L’incontro tra Benetton e i coordinatori del movimento delle sardine ha suscitato grandi polemiche, anche tra le stesse sardine. Commentatori e avversari politici si sono buttati a pesce (è il caso di dirlo) nella denigrazione delle sardine. Mi sembra una questione ridicola e strumentale che fa presa sulla profonda ingenuità politica del pubblico e delle sardine stesse, e che è resa possibile dalla totale incapacità del Pd di elaborare una minima cultura politica di sinistra. Giova ricordare ai dirigenti del Pd che l’elaborazione di una teoria politica coerente era il compito che Gramsci aveva assegnato ai partiti politici.

C’era una volta il comunismo sovietico. In quel regime la fabbriche e i mezzi di produzione erano nazionalizzati e lo stato era il datore di lavoro dei cittadini. I proventi dello Stato, necessari a pagare i servizi e gli stipendi dei lavoratori, venivano dalla produzione anziché dalle tasse. Quel sistema è fallito e comunque il Pci se ne era dissociato già all’epoca della primavera di Praga (1968), molto prima del crollo dell’Urss. La necessaria rielaborazione teorica del comunismo occidentale doveva portare a far coesistere l’imprenditoria privata con una equa redistribuzione delle risorse. L’idea del comunismo rivoluzionario, “ai padroni gliela faremo, faremo pagare”, era finita.

Oggi in Italia lo Stato è il datore di lavoro soltanto del 14% dei lavoratori; gli altri sono dipendenti di imprese private o lavorano in proprio. L’idea comunista (o socialista) traslata nel contesto europeo moderno deve necessariamente tenere conto del fatto che il problema della disoccupazione non può essere risolto assumendo dipendenti statali, ma deve passare attraverso una negoziazione tra sindacati, governo e imprenditori. L’imprenditore non è più il nemico dei lavoratori, ma la loro controparte. Per le stesse ragioni, la redistribuzione delle risorse si basa su una fiscalità fortemente progressiva (in Italia il 5% più ricco dei contribuenti versa il 45% del gettito Irpef), piuttosto che sulla nazionalizzazione dei mezzi di produzione.

Questo implica l’abbandono del concetto di lotta di classe e il riconoscimento che oggi è necessaria una alleanza, anche forzata, tra le diverse fasce sociali della quale lo stato sia il garante. Chi è più abbiente paga il diritto di esserlo con un pesante prelievo fiscale, che lo stato usa per garantire servizi soprattutto ai meno abbienti. Del resto, il concetto stesso di classe sociale era utopistico già ai tempi di Marx, perché prevedeva che il lavoratore, grazie alla coscienza di classe, anteponesse l’interesse della sua classe sociale al proprio.

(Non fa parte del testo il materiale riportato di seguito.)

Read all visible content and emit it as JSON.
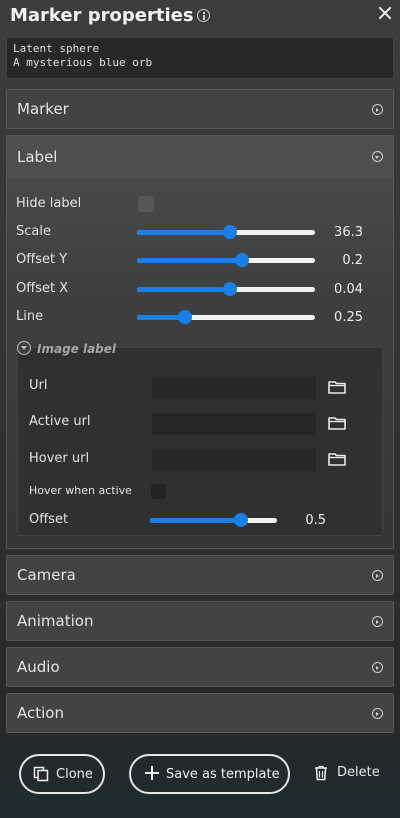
{
  "window": {
    "title": "Marker properties"
  },
  "description": {
    "text": "Latent sphere\nA mysterious blue orb"
  },
  "sections": {
    "marker": "Marker",
    "label": "Label",
    "camera": "Camera",
    "animation": "Animation",
    "audio": "Audio",
    "action": "Action"
  },
  "label_section": {
    "hide_label": "Hide label",
    "scale": {
      "label": "Scale",
      "value": "36.3",
      "fraction": 0.52
    },
    "offset_y": {
      "label": "Offset Y",
      "value": "0.2",
      "fraction": 0.59
    },
    "offset_x": {
      "label": "Offset X",
      "value": "0.04",
      "fraction": 0.52
    },
    "line": {
      "label": "Line",
      "value": "0.25",
      "fraction": 0.27
    }
  },
  "image_label": {
    "title": "Image label",
    "url": "Url",
    "active_url": "Active url",
    "hover_url": "Hover url",
    "hover_when_active": "Hover when active",
    "offset": {
      "label": "Offset",
      "value": "0.5",
      "fraction": 0.72
    }
  },
  "footer": {
    "clone": "Clone",
    "save_template": "Save as template",
    "delete": "Delete"
  },
  "colors": {
    "accent": "#1a7fe6"
  }
}
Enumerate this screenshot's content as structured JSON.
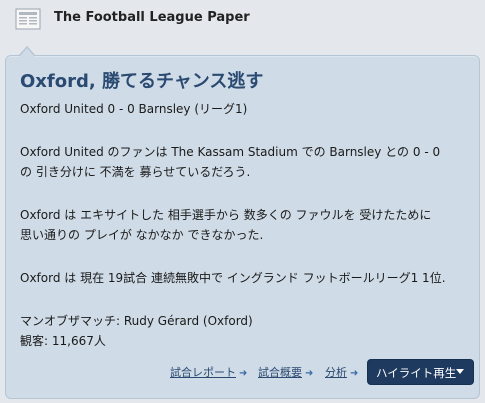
{
  "header": {
    "title": "The Football League Paper",
    "icon": "newspaper-icon"
  },
  "article": {
    "headline": "Oxford, 勝てるチャンス逃す",
    "score_line": "Oxford United 0 - 0 Barnsley (リーグ1)",
    "para1_line1": "Oxford United のファンは The Kassam Stadium での Barnsley との 0 - 0",
    "para1_line2": "の 引き分けに 不満を 募らせているだろう.",
    "para2_line1": "Oxford は エキサイトした 相手選手から 数多くの ファウルを 受けたために",
    "para2_line2": "思い通りの プレイが なかなか できなかった.",
    "para3": "Oxford は 現在 19試合 連続無敗中で イングランド フットボールリーグ1 1位.",
    "man_of_match": "マンオブザマッチ: Rudy Gérard (Oxford)",
    "attendance": "観客: 11,667人"
  },
  "actions": {
    "match_report": "試合レポート",
    "match_summary": "試合概要",
    "analysis": "分析",
    "highlights": "ハイライト再生"
  },
  "colors": {
    "card_bg": "#cfdbe6",
    "headline": "#2b4a72",
    "button_bg": "#1f3a5f"
  }
}
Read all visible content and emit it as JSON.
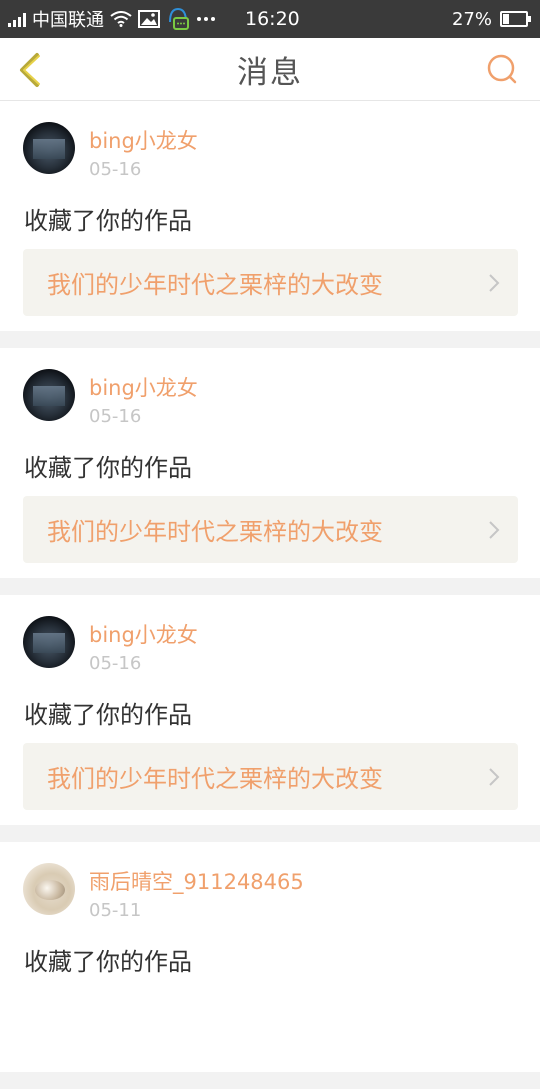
{
  "status_bar": {
    "carrier": "中国联通",
    "time": "16:20",
    "battery": "27%",
    "battery_level": 0.27
  },
  "nav": {
    "title": "消息",
    "back_icon": "chevron-left-icon",
    "search_icon": "search-icon",
    "accent_color": "#f0a06c"
  },
  "messages": [
    {
      "username": "bing小龙女",
      "date": "05-16",
      "action": "收藏了你的作品",
      "work_title": "我们的少年时代之栗梓的大改变",
      "avatar": "dark"
    },
    {
      "username": "bing小龙女",
      "date": "05-16",
      "action": "收藏了你的作品",
      "work_title": "我们的少年时代之栗梓的大改变",
      "avatar": "dark"
    },
    {
      "username": "bing小龙女",
      "date": "05-16",
      "action": "收藏了你的作品",
      "work_title": "我们的少年时代之栗梓的大改变",
      "avatar": "dark"
    },
    {
      "username": "雨后晴空_911248465",
      "date": "05-11",
      "action": "收藏了你的作品",
      "work_title": "",
      "avatar": "light"
    }
  ]
}
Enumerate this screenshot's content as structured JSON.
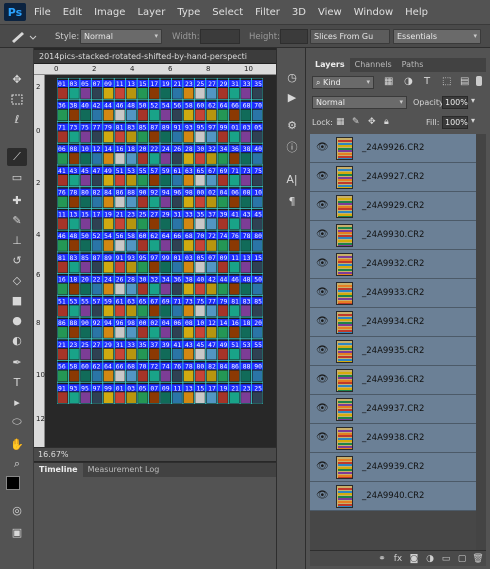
{
  "app": {
    "logo": "Ps"
  },
  "menu": [
    "File",
    "Edit",
    "Image",
    "Layer",
    "Type",
    "Select",
    "Filter",
    "3D",
    "View",
    "Window",
    "Help"
  ],
  "options": {
    "style_label": "Style:",
    "style_value": "Normal",
    "width_label": "Width:",
    "height_label": "Height:",
    "slices_button": "Slices From Gu",
    "workspace": "Essentials"
  },
  "document": {
    "tab_title": "2014pics-stacked-rotated-shifted-by-hand-perspecti",
    "zoom": "16.67%",
    "ruler_top": [
      "0",
      "2",
      "4",
      "6",
      "8",
      "10"
    ],
    "ruler_left": [
      "2",
      "0",
      "2",
      "4",
      "6",
      "8",
      "10",
      "12"
    ],
    "row_label_sequences": [
      "01 03 05 07 09 11 13 15 17 19 21 23 25 27 29 31 33 35",
      "36 38 40 42 44 46 48 50 52 54 56 58 60 62 64 66 68 70",
      "71 73 75 77 79 81 83 85 87 89 91 93 95 97 99 01 03 05",
      "06 08 10 12 14 16 18 20 22 24 26 28 30 32 34 36 38 40",
      "41 43 45 47 49 51 53 55 57 59 61 63 65 67 69 71 73 75",
      "76 78 80 82 84 86 88 90 92 94 96 98 00 02 04 06 08 10",
      "11 13 15 17 19 21 23 25 27 29 31 33 35 37 39 41 43 45",
      "46 48 50 52 54 56 58 60 62 64 66 68 70 72 74 76 78 80",
      "81 83 85 87 89 91 93 95 97 99 01 03 05 07 09 11 13 15",
      "16 18 20 22 24 26 28 30 32 34 36 38 40 42 44 46 48 50",
      "51 53 55 57 59 61 63 65 67 69 71 73 75 77 79 81 83 85",
      "86 88 90 92 94 96 98 00 02 04 06 08 10 12 14 16 18 20",
      "21 23 25 27 29 31 33 35 37 39 41 43 45 47 49 51 53 55",
      "56 58 60 62 64 66 68 70 72 74 76 78 80 82 84 86 88 90",
      "91 93 95 97 99 01 03 05 07 09 11 13 15 17 19 21 23 25"
    ]
  },
  "bottom_panel": {
    "tabs": [
      "Timeline",
      "Measurement Log"
    ]
  },
  "layers_panel": {
    "tabs": [
      "Layers",
      "Channels",
      "Paths"
    ],
    "kind_label": "Kind",
    "blend_mode": "Normal",
    "opacity_label": "Opacity:",
    "opacity_value": "100%",
    "lock_label": "Lock:",
    "fill_label": "Fill:",
    "fill_value": "100%",
    "layers": [
      "_24A9926.CR2",
      "_24A9927.CR2",
      "_24A9929.CR2",
      "_24A9930.CR2",
      "_24A9932.CR2",
      "_24A9933.CR2",
      "_24A9934.CR2",
      "_24A9935.CR2",
      "_24A9936.CR2",
      "_24A9937.CR2",
      "_24A9938.CR2",
      "_24A9939.CR2",
      "_24A9940.CR2"
    ]
  },
  "colors": {
    "selection_row": "#6b8096",
    "guide_cyan": "#3ad6d6",
    "label_blue": "#1e2cff"
  }
}
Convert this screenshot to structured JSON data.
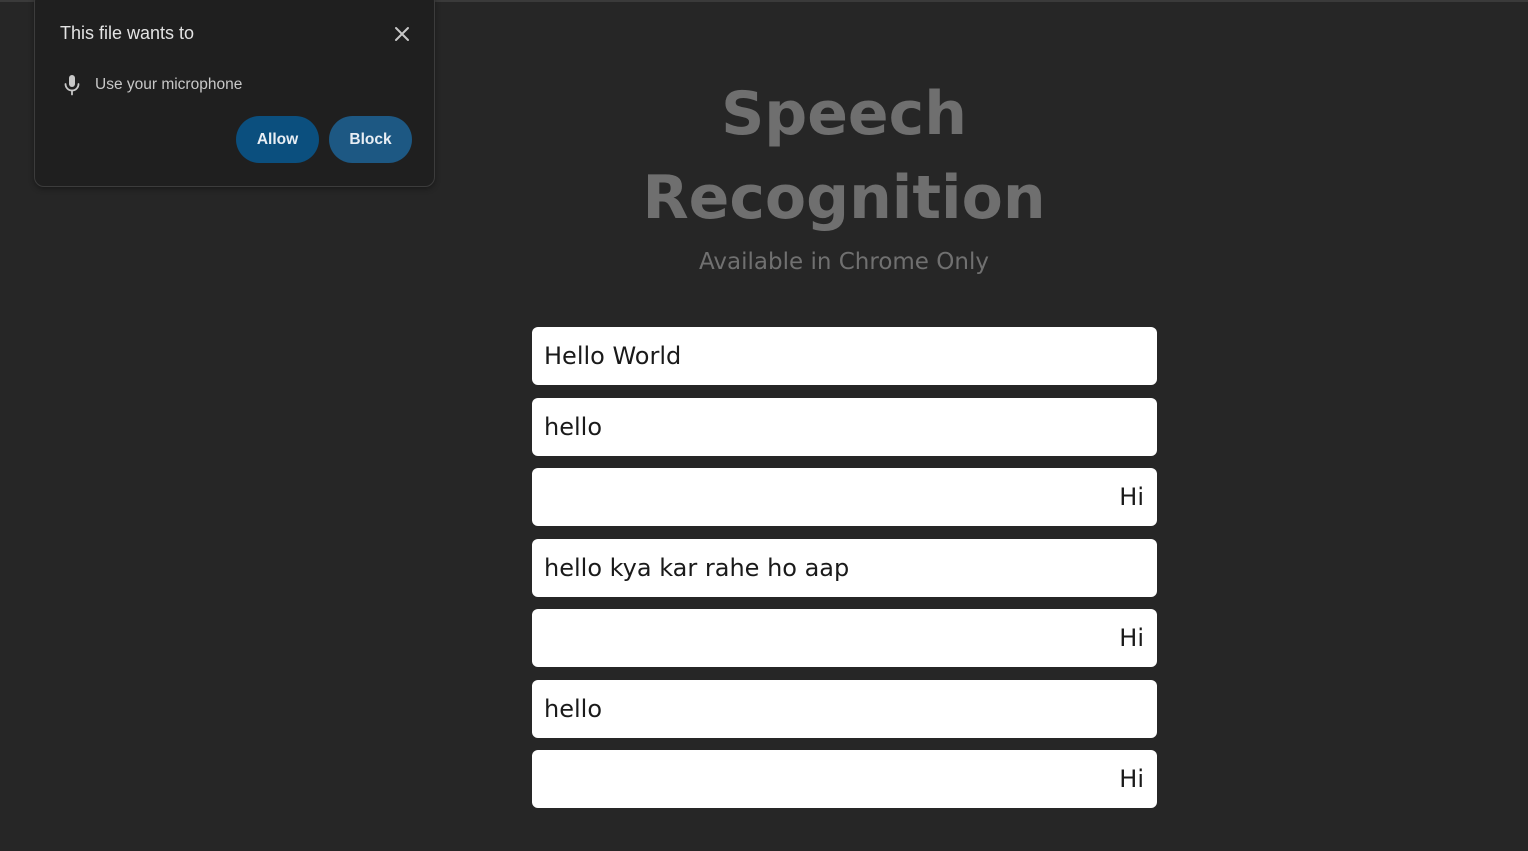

Poiché una elaborazione della nuova ideologia di sinistra è assente, il campo è aperto alla propaganda denigrativa degli avversari: quelli che sostengono, con Berlusconi, che il Pd “non è cambiato”, mangia i bambini e alleva cavalli e cammelli al solo scopo di poterli abbeverare, dopo la rivoluzione, nelle fontane, se non nelle acquasantiere, di San Pietro; e quelli che sostengono che il Pd “è cambiato”, si nutre di caviale e champagne, veste Prada, abita ai Parioli e ha abbandonato i lavoratori per allearsi con l’odiato padrone. E’ sorprendente che due argomenti di propaganda, entrambi grossolani e tra loro contraddittori, trovino spesso una saldatura che finisce per favorire l’ideologia della destra più reazionaria.

Le stesse sardine cadono in questa trappola e si lacerano in un conflitto ideologico interno sul fatto che la visita a Benetton sia stata opportuna o inopportuna; se Benetton sia un amico o un nemico, piuttosto che un membro di una fascia sociale altrettanto necessaria di ogni altra al funzionamento dello Stato. Questo conflitto è fuori luogo. Certamente non compete alle sardine giudicare di eventuali illeciti nella gestione delle autostrade, e in una moderna ideologia di sinistra l’incontro tra rappresentanti di fasce sociali diverse appartiene ad una dialettica collaborativa piuttosto che ad una guerra sociale senza quartiere.

Agli industriali come Benetton uno Stato di sinistra chiede soltanto che paghino le tasse e rispettino la legge e gli impegni presi, perché per qualunque sinistra moderna la redistribuzione delle risorse passa attraverso la progressività del prelievo fiscale e non attraverso la rieducazione del padrone in Siberia. La destra è quella che chiede la flat tax.